Sonar-GPS Fusion for Seabed Mapping in Turbid Shallow Waters with an Autonomous Surface Vehicle

TL;DR

This paper introduces a drift-resilient seabed mapping framework for ASVs in turbid shallow waters, combining local sonar alignment with global sensor fusion to improve accuracy and reduce drift.

Contribution

It presents a novel integration of Fourier-Mellin transform-based local alignment with EKF-based global trajectory optimization for seabed mapping.

Findings

Reduces drift in RMSE by 9.5% compared to baseline.

Enables sub-meter reconstruction accuracy.

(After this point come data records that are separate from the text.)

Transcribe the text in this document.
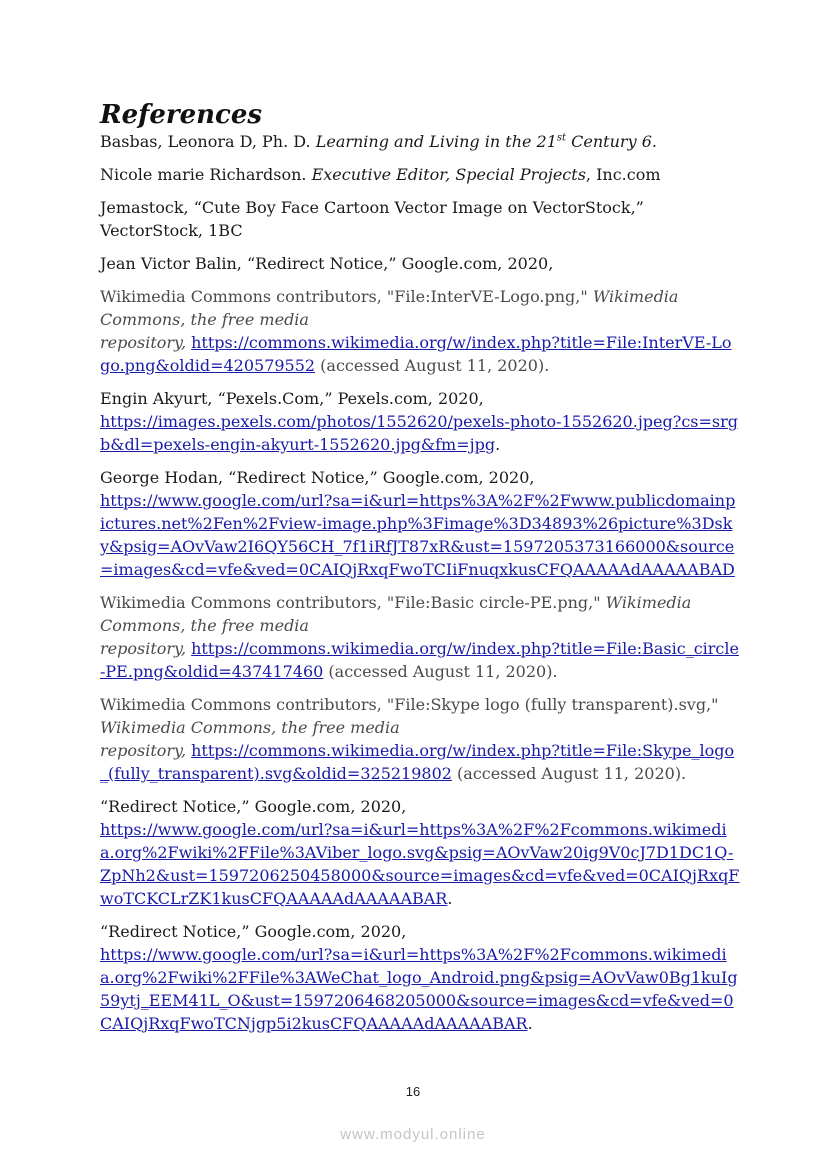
References

Basbas, Leonora D, Ph. D. Learning and Living in the 21st Century 6.

Nicole marie Richardson. Executive Editor, Special Projects, Inc.com

Jemastock, “Cute Boy Face Cartoon Vector Image on VectorStock,”
VectorStock, 1BC

Jean Victor Balin, “Redirect Notice,” Google.com, 2020,

Wikimedia Commons contributors, "File:InterVE-Logo.png," Wikimedia Commons, the free media
repository, https://commons.wikimedia.org/w/index.php?title=File:InterVE-Logo.png&oldid=420579552 (accessed August 11, 2020).

Engin Akyurt, “Pexels.Com,” Pexels.com, 2020,
https://images.pexels.com/photos/1552620/pexels-photo-1552620.jpeg?cs=srgb&dl=pexels-engin-akyurt-1552620.jpg&fm=jpg.

George Hodan, “Redirect Notice,” Google.com, 2020,
https://www.google.com/url?sa=i&url=https%3A%2F%2Fwww.publicdomainpictures.net%2Fen%2Fview-image.php%3Fimage%3D34893%26picture%3Dsky&psig=AOvVaw2I6QY56CH_7f1iRfJT87xR&ust=1597205373166000&source=images&cd=vfe&ved=0CAIQjRxqFwoTCIiFnuqxkusCFQAAAAAdAAAAABAD

Wikimedia Commons contributors, "File:Basic circle-PE.png," Wikimedia Commons, the free media
repository, https://commons.wikimedia.org/w/index.php?title=File:Basic_circle-PE.png&oldid=437417460 (accessed August 11, 2020).

Wikimedia Commons contributors, "File:Skype logo (fully transparent).svg," Wikimedia Commons, the free media
repository, https://commons.wikimedia.org/w/index.php?title=File:Skype_logo_(fully_transparent).svg&oldid=325219802 (accessed August 11, 2020).

“Redirect Notice,” Google.com, 2020,
https://www.google.com/url?sa=i&url=https%3A%2F%2Fcommons.wikimedia.org%2Fwiki%2FFile%3AViber_logo.svg&psig=AOvVaw20ig9V0cJ7D1DC1Q-ZpNh2&ust=1597206250458000&source=images&cd=vfe&ved=0CAIQjRxqFwoTCKCLrZK1kusCFQAAAAAdAAAAABAR.

“Redirect Notice,” Google.com, 2020,
https://www.google.com/url?sa=i&url=https%3A%2F%2Fcommons.wikimedia.org%2Fwiki%2FFile%3AWeChat_logo_Android.png&psig=AOvVaw0Bg1kuIg59ytj_EEM41L_O&ust=1597206468205000&source=images&cd=vfe&ved=0CAIQjRxqFwoTCNjgp5i2kusCFQAAAAAdAAAAABAR.

16
www.modyul.online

Preserves high-resolution textures for oyster inventory.

Abstract

Accurate seabed mapping is essential for habitat monitoring and infrastructure inspection. In turbid, shallow coastal waters, such as shellfish aquaculture farms, the effectiveness of traditional optical methods is limited. Autonomous surface vehicles (ASVs) equipped with forward-looking sonar (FLS) offer a promising alternative. However, existing sonar-based systems face challenges in achieving fine resolution mapping over long trajectories due to low-resolution positioning measurements and accumulated drift over long trajectories. In this paper, we present a drift-resilient seabed mapping framework that integrates local FLS frame alignment using the Fourier-Mellin transform (FMT) with global trajectory optimization based on an extended Kalman filter (EKF) that fuses global positioning system (GPS), inertial measurement unit (IMU), and compass data. A variance-based image blending strategy is used to further reduce visual artifacts in overlapping regions. Field trials on a structured oyster farm site show that our framework helps reduce drift in RMSE by 9.5% relative to the FMT-only baseline. This framework also enables sub-meter reconstruction accuracy and preservation of high-resolution textures needed for oyster inventory estimation within the mapped areas.